The monitor goroutine lives outside the errgroup. If it were inside, a normal pipeline completion would leave the monitor blocking on <-parentCtx.Done() forever, and eg.Wait() would never return. The defer drainCancel() in runWithDrain unblocks the monitor after eg.Wait() returns, allowing a clean exit.


Type safety

The current engine is fully typed end-to-end. Pipeline[T] carries the item type as a Go type parameter; every channel is a concrete chan T; every stage function closes over typed values directly. There is no any in the hot path and no type assertions at item-processing time.

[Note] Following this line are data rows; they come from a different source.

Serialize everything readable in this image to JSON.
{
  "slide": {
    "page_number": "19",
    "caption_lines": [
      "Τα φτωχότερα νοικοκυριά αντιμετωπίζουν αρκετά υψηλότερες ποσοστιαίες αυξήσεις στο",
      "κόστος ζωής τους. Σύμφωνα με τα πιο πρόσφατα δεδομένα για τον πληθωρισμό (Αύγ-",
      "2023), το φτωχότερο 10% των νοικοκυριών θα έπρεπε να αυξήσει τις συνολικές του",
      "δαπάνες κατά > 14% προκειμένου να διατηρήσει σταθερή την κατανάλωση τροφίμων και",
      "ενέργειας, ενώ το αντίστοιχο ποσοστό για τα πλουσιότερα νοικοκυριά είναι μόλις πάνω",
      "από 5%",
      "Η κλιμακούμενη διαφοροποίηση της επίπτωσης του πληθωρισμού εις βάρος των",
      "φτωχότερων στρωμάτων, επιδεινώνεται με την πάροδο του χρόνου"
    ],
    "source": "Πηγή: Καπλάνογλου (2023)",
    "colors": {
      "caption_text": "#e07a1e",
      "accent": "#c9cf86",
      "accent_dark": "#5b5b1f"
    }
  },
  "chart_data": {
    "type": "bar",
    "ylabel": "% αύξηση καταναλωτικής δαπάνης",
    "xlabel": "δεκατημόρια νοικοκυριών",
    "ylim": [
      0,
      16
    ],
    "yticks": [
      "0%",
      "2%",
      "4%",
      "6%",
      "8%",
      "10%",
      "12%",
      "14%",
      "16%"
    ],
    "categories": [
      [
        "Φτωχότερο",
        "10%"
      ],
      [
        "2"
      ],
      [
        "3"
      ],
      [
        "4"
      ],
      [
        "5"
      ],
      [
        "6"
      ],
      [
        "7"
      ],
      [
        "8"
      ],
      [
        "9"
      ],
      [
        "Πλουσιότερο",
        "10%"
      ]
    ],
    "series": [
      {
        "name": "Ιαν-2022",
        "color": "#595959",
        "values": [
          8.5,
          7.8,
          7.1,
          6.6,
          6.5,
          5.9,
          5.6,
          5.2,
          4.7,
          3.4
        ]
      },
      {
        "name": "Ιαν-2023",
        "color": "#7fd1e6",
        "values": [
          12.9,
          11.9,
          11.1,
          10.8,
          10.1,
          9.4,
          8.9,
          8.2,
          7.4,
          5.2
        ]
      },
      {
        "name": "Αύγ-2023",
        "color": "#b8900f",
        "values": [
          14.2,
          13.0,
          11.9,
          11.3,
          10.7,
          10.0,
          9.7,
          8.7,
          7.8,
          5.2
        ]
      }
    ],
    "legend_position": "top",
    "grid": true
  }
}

The only place any appears is in runCtx.chans map[int]any, which stores channels type-erased for storage. Each build closure performs a single type-assertion when retrieving its input channel:

inCh := rc.getChan(upstreamID).(chan I)

This assertion happens once per stage per Run, not per item. It is safe because the only code that sets a channel in rc.chans is the build closure for that specific stage: the type is always correct by construction.

rc.refs.vals map[string]any similarly stores *Ref[T] values type-erased. Again, the retrieval is a one-time assertion scoped to the build phase.

The practical effect is that type errors surface as compile errors at the API level (wrong fn signature passed to Map), not as panics at run time.